The costuming of all performers shall be within the bounds of propriety, and shall avoid such exposure or such emphasis on anatomical detail as would embarrass or offend home viewers.

The movements of dancers, actors, or other performers shall be kept within the bounds of decency, and lewdness and impropriety shall not be suggested in the positions assumed by the performers.

Camera angles shall avoid such views of performers as to emphasize anatomical details indecently.

Henceforth to be known as the Janet Jackson Clause.

News reporting should be factual, fair, and without bias.

Commentary and analysis should be clearly identified as such.

Good taste should prevail in the selection and handling of news.

Insert punchline of choice here.

It is the responsibility of a television broadcaster to make available to the community as part of a well-balanced program schedule adequate opportunity for religious presentations….

A charge for television time to churches and religous bodies is not recommended.

‘Nuff said.

What’s most frightening, of course, is that some people reading all this today would be nodding their heads, eager for the return of The Code. That’s where they would draw The Line. In fact, under the heat of government pressure, that’s where many stations are starting to draw The Line. But it’s not government’s job to draw lines or force others to.

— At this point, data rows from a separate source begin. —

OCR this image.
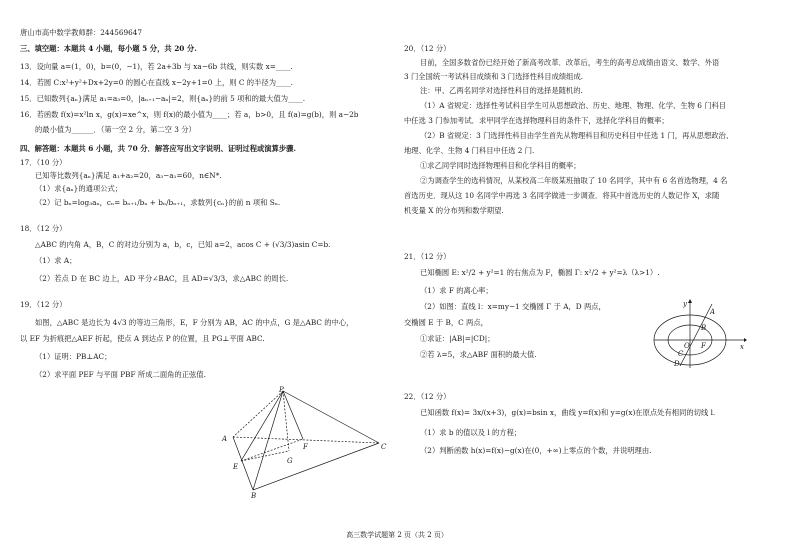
唐山市高中数学教师群：244569647
三、填空题：本题共 4 小题，每小题 5 分，共 20 分.
13．设向量 a=(1，0)，b=(0，−1)，若 2a+3b 与 xa−6b 共线，则实数 x=____.
14．若圆 C:x²+y²+Dx+2y=0 的圆心在直线 x−2y+1=0 上，则 C 的半径为____.
15．已知数列{aₙ}满足 a₁=a₃=0，|aₙ₊₁−aₙ|=2，则{aₙ}的前 5 项和的最大值为____.
16．若函数 f(x)=x²ln x，g(x)=xe^x，则 f(x)的最小值为____；若 a，b>0，且 f(a)=g(b)，则 a−2b
的最小值为______．（第一空 2 分，第二空 3 分）
四、解答题：本题共 6 小题，共 70 分．解答应写出文字说明、证明过程或演算步骤.
17．（10 分）
已知等比数列{aₙ}满足 a₁+a₂=20，a₃−a₁=60，n∈N*.
（1）求{aₙ}的通项公式；
（2）记 bₙ=log₃aₙ，cₙ= bₙ₊₁/bₙ + bₙ/bₙ₊₁，求数列{cₙ}的前 n 项和 Sₙ.
18．（12 分）
△ABC 的内角 A，B，C 的对边分别为 a，b，c，已知 a=2，acos C + (√3/3)asin C=b.
（1）求 A；
（2）若点 D 在 BC 边上，AD 平分∠BAC，且 AD=√3/3，求△ABC 的周长.
19．（12 分）
如图，△ABC 是边长为 4√3 的等边三角形，E，F 分别为 AB，AC 的中点，G 是△ABC 的中心，
以 EF 为折痕把△AEF 折起，使点 A 到达点 P 的位置，且 PG⊥平面 ABC.
（1）证明：PB⊥AC；
（2）求平面 PEF 与平面 PBF 所成二面角的正弦值.
P
A
F	C
E
G
B
20．（12 分）
目前，全国多数省份已经开始了新高考改革．改革后，考生的高考总成绩由语文、数学、外语
3 门全国统一考试科目成绩和 3 门选择性科目成绩组成.
注：甲、乙两名同学对选择性科目的选择是随机的.
（1）A 省规定：选择性考试科目学生可从思想政治、历史、地理、物理、化学、生物 6 门科目
中任选 3 门参加考试．求甲同学在选择物理科目的条件下，选择化学科目的概率；
（2）B 省规定：3 门选择性科目由学生首先从物理科目和历史科目中任选 1 门，再从思想政治、
地理、化学、生物 4 门科目中任选 2 门.
①求乙同学同时选择物理科目和化学科目的概率；
②为调查学生的选科情况，从某校高二年级某班抽取了 10 名同学，其中有 6 名首选物理，4 名
首选历史．现从这 10 名同学中再选 3 名同学做进一步调查．将其中首选历史的人数记作 X，求随
机变量 X 的分布列和数学期望.
21．（12 分）
已知椭圆 E: x²/2 + y²=1 的右焦点为 F，椭圆 Γ: x²/2 + y²=λ（λ>1）.
（1）求 F 的离心率；
（2）如图：直线 l：x=my−1 交椭圆 Γ 于 A，D 两点，
交椭圆 E 于 B，C 两点，
①求证：|AB|=|CD|；
②若 λ=5，求△ABF 面积的最大值.
y
A
B
O F
C
D
x
22．（12 分）
已知函数 f(x)= 3x/(x+3)，g(x)=bsin x，曲线 y=f(x)和 y=g(x)在原点处有相同的切线 l.
（1）求 b 的值以及 l 的方程；
（2）判断函数 h(x)=f(x)−g(x)在(0，+∞)上零点的个数，并说明理由.
高三数学试题第 2 页（共 2 页）
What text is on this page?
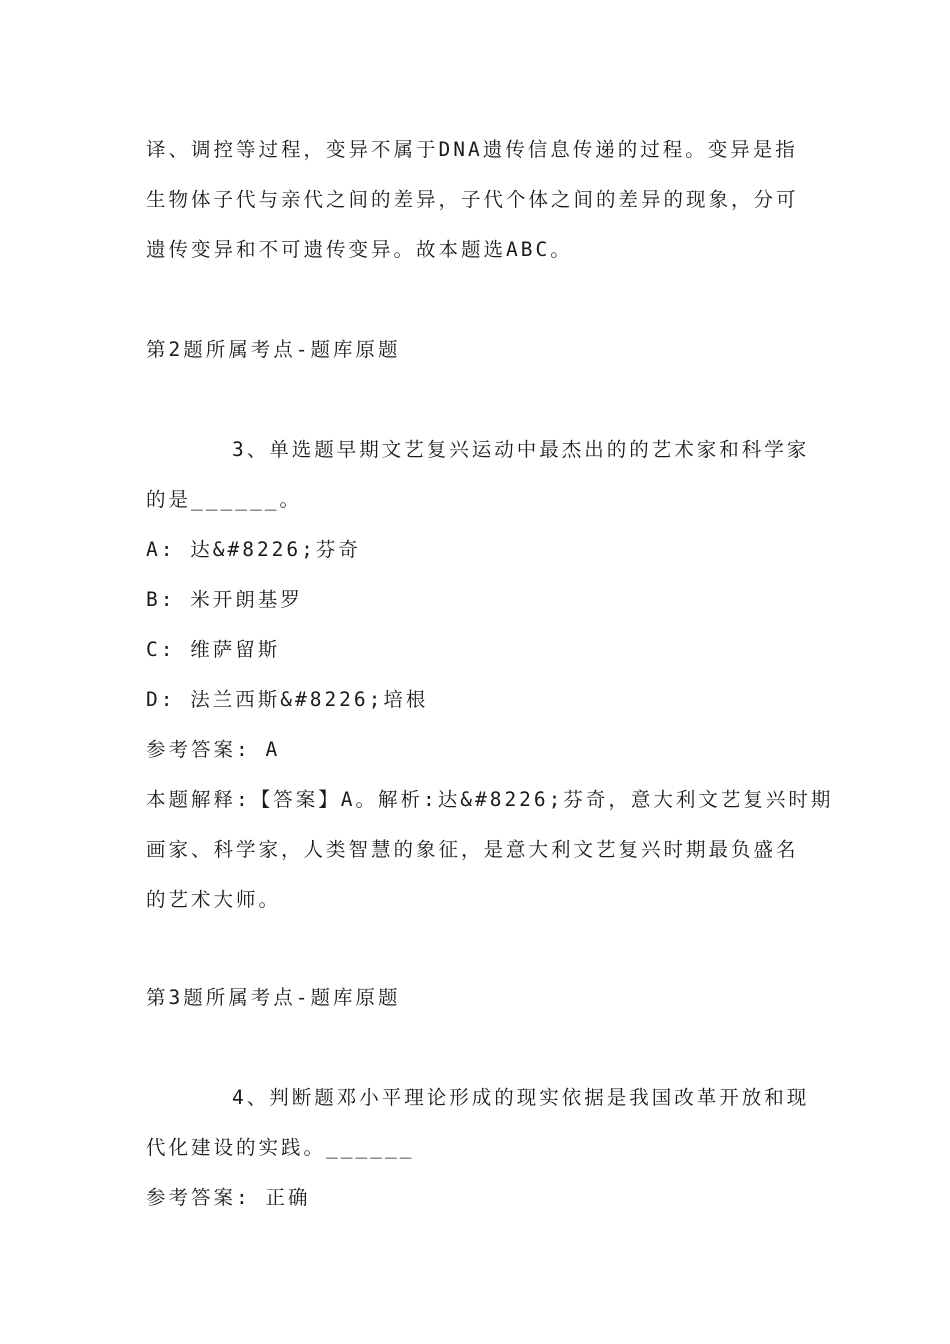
译、调控等过程，变异不属于DNA遗传信息传递的过程。变异是指
生物体子代与亲代之间的差异，子代个体之间的差异的现象，分可
遗传变异和不可遗传变异。故本题选ABC。
第2题所属考点-题库原题
3、单选题早期文艺复兴运动中最杰出的的艺术家和科学家
的是______。
A: 达&#8226;芬奇
B: 米开朗基罗
C: 维萨留斯
D: 法兰西斯&#8226;培根
参考答案: A
本题解释:【答案】A。解析:达&#8226;芬奇，意大利文艺复兴时期
画家、科学家，人类智慧的象征，是意大利文艺复兴时期最负盛名
的艺术大师。
第3题所属考点-题库原题
4、判断题邓小平理论形成的现实依据是我国改革开放和现
代化建设的实践。______
参考答案: 正确
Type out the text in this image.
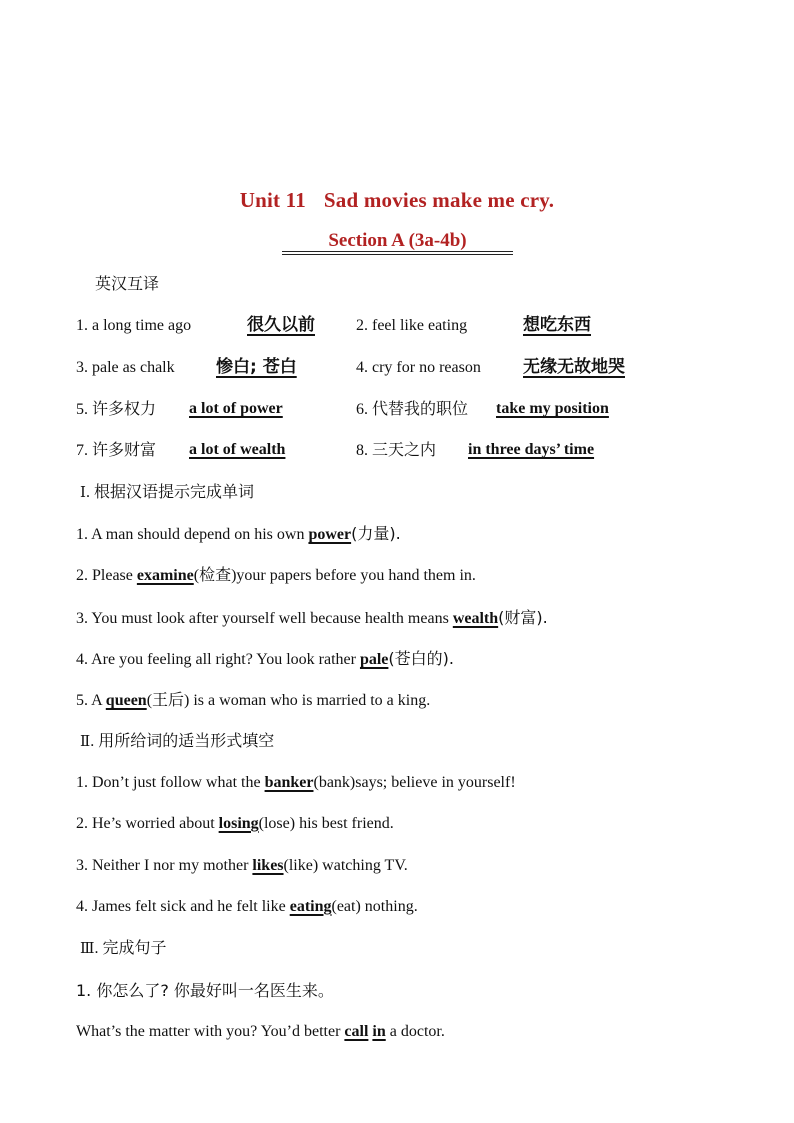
Unit 11 Sad movies make me cry.
Section A (3a-4b)
英汉互译
1. a long time ago	很久以前	2. feel like eating	想吃东西
3. pale as chalk 惨白; 苍白	4. cry for no reason 无缘无故地哭
5. 许多权力 a lot of power	6. 代替我的职位 take my position
7. 许多财富 a lot of wealth	8. 三天之内 in three days’ time
Ⅰ. 根据汉语提示完成单词
1. A man should depend on his own power(力量).
2. Please examine(检查)your papers before you hand them in.
3. You must look after yourself well because health means wealth(财富).
4. Are you feeling all right? You look rather pale(苍白的).
5. A queen(王后) is a woman who is married to a king.
Ⅱ. 用所给词的适当形式填空
1. Don’t just follow what the banker(bank)says; believe in yourself!
2. He’s worried about losing(lose) his best friend.
3. Neither I nor my mother likes(like) watching TV.
4. James felt sick and he felt like eating(eat) nothing.
Ⅲ. 完成句子
1. 你怎么了? 你最好叫一名医生来。
What’s the matter with you? You’d better call in a doctor.
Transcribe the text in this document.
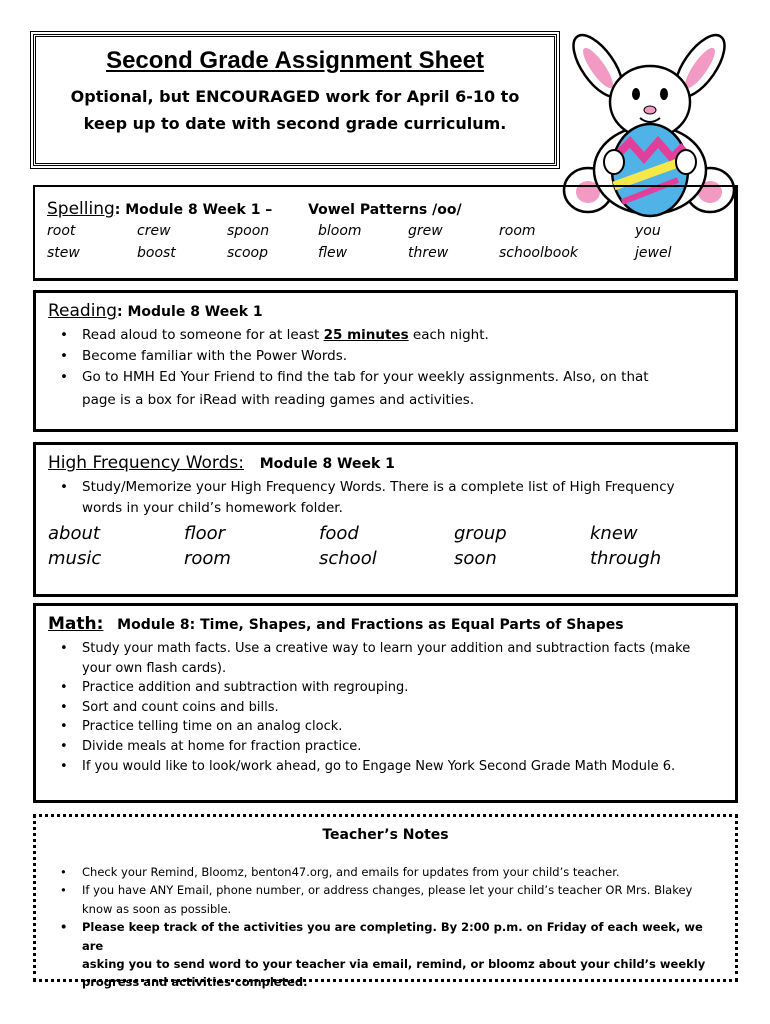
Second Grade Assignment Sheet
Optional, but ENCOURAGED work for April 6-10 to
keep up to date with second grade curriculum.
Spelling: Module 8 Week 1 –	Vowel Patterns /oo/
root	crew	spoon	bloom	grew	room	you
stew	boost	scoop	flew	threw	schoolbook	jewel
Reading: Module 8 Week 1
• Read aloud to someone for at least 25 minutes each night.
• Become familiar with the Power Words.
• Go to HMH Ed Your Friend to find the tab for your weekly assignments. Also, on that
page is a box for iRead with reading games and activities.
High Frequency Words: Module 8 Week 1
• Study/Memorize your High Frequency Words. There is a complete list of High Frequency
words in your child’s homework folder.
about	floor	food	group	knew
music	room	school	soon	through
Math: Module 8: Time, Shapes, and Fractions as Equal Parts of Shapes
• Study your math facts. Use a creative way to learn your addition and subtraction facts (make
your own flash cards).
• Practice addition and subtraction with regrouping.
• Sort and count coins and bills.
• Practice telling time on an analog clock.
• Divide meals at home for fraction practice.
• If you would like to look/work ahead, go to Engage New York Second Grade Math Module 6.
Teacher’s Notes
• Check your Remind, Bloomz, benton47.org, and emails for updates from your child’s teacher.
• If you have ANY Email, phone number, or address changes, please let your child’s teacher OR Mrs. Blakey
know as soon as possible.
• Please keep track of the activities you are completing. By 2:00 p.m. on Friday of each week, we are
asking you to send word to your teacher via email, remind, or bloomz about your child’s weekly
progress and activities completed.
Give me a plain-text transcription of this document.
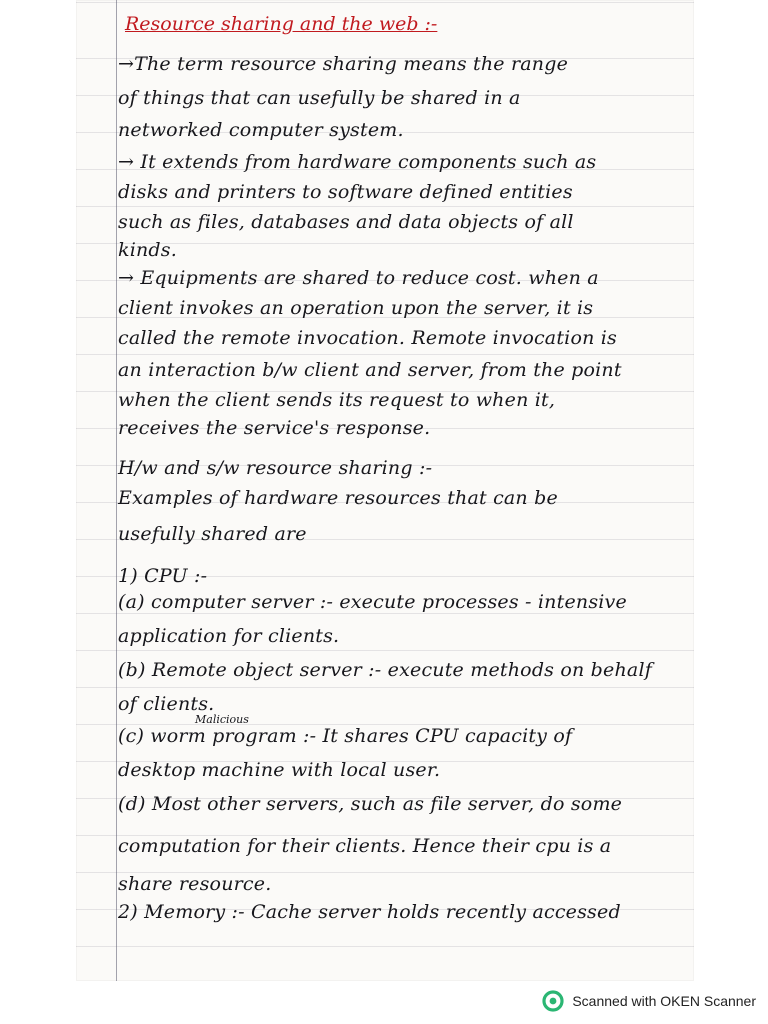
Resource sharing and the web :-

→The term resource sharing means the range

of things that can usefully be shared in a

networked computer system.

→ It extends from hardware components such as

disks and printers to software defined entities

such as files, databases and data objects of all

kinds.

→ Equipments are shared to reduce cost. when a

client invokes an operation upon the server, it is

called the remote invocation. Remote invocation is

an interaction b/w client and server, from the point

when the client sends its request to when it,

receives the service's response.

H/w and s/w resource sharing :-

Examples of hardware resources that can be

usefully shared are

1) CPU :-

(a) computer server :- execute processes - intensive

application for clients.

(b) Remote object server :- execute methods on behalf

of clients.

Malicious

(c) worm program :- It shares CPU capacity of

desktop machine with local user.

(d) Most other servers, such as file server, do some

computation for their clients. Hence their cpu is a

share resource.

2) Memory :- Cache server holds recently accessed

Scanned with OKEN Scanner
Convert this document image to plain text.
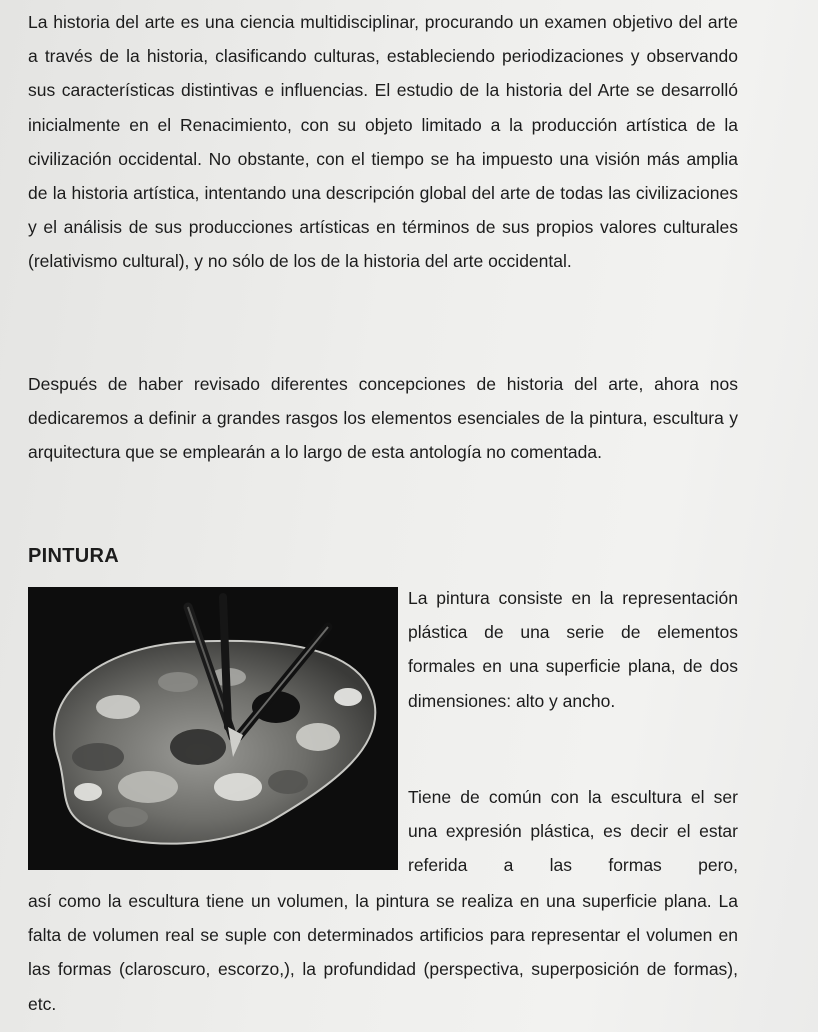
La historia del arte es una ciencia multidisciplinar, procurando un examen objetivo del arte a través de la historia, clasificando culturas, estableciendo periodizaciones y observando sus características distintivas e influencias. El estudio de la historia del Arte se desarrolló inicialmente en el Renacimiento, con su objeto limitado a la producción artística de la civilización occidental. No obstante, con el tiempo se ha impuesto una visión más amplia de la historia artística, intentando una descripción global del arte de todas las civilizaciones y el análisis de sus producciones artísticas en términos de sus propios valores culturales (relativismo cultural), y no sólo de los de la historia del arte occidental.

Después de haber revisado diferentes concepciones de historia del arte, ahora nos dedicaremos a definir a grandes rasgos los elementos esenciales de la pintura, escultura y arquitectura que se emplearán a lo largo de esta antología no comentada.

PINTURA

La pintura consiste en la representación plástica de una serie de elementos formales en una superficie plana, de dos dimensiones: alto y ancho.

Tiene de común con la escultura el ser una expresión plástica, es decir el estar referida a las formas pero,

así como la escultura tiene un volumen, la pintura se realiza en una superficie plana. La falta de volumen real se suple con determinados artificios para representar el volumen en las formas (claroscuro, escorzo,), la profundidad (perspectiva, superposición de formas), etc.
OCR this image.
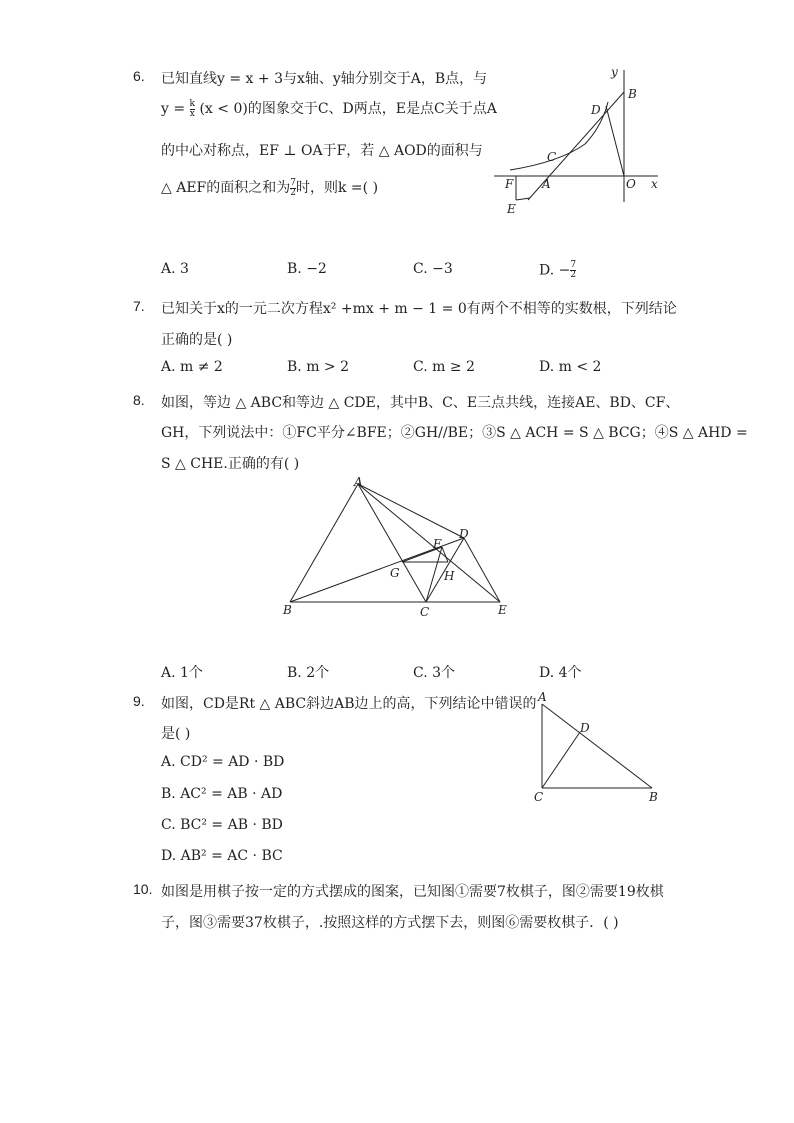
6. 已知直线y = x + 3与x轴、y轴分别交于A，B点，与
$y = \frac{k}{x} (x < 0)$的图象交于C、D两点，E是点C关于点A
的中心对称点，EF ⊥ OA于F，若 △ AOD的面积与
△ AEF的面积之和为 $\frac{7}{2}$ 时，则k =( )
y
x
B
D
C
F A	O
E
A. 3	B. −2	C. −3	D. − $\frac{7}{2}$
7. 已知关于x的一元二次方程x² +mx + m − 1 = 0有两个不相等的实数根，下列结论
正确的是( )
A. m ≠ 2	B. m > 2	C. m ≥ 2	D. m < 2
8. 如图，等边 △ ABC和等边 △ CDE，其中B、C、E三点共线，连接AE、BD、CF、
GH，下列说法中：①FC平分∠BFE；②GH//BE；③S △ ACH = S △ BCG；④S △ AHD =
S △ CHE.正确的有( )
A
D
F
G	H
B	C	E
A. 1个	B. 2个	C. 3个	D. 4个
9. 如图，CD是Rt △ ABC斜边AB边上的高，下列结论中错误的
是( )
A. CD² = AD · BD
B. AC² = AB · AD
C. BC² = AB · BD
D. AB² = AC · BC
A
D
C	B
10. 如图是用棋子按一定的方式摆成的图案，已知图①需要7枚棋子，图②需要19枚棋
子，图③需要37枚棋子，.按照这样的方式摆下去，则图⑥需要枚棋子．( )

We, the market, the citizens, are capable of doing that.

If the marketplace truly demanded this kind of TV, it’s the TV you’d end up with because that would be the way for broadcasters to make money. But the marketplace listens to Howard Stern … and watches sitcoms with sex and divorce … and dramas with crime and more sex … and the marketplace doesn’t watch religion…

It’s the government that’s pushing for The Code, the government that’s drawing The Line, the government that’s trying to control what we say and hear and watch.

The Reagan Administration got rid of The Code for a reason. There’s no good reason to bring it back.

: UPDATE: Ernie Miller highlights yet more frightening lines in the old Code.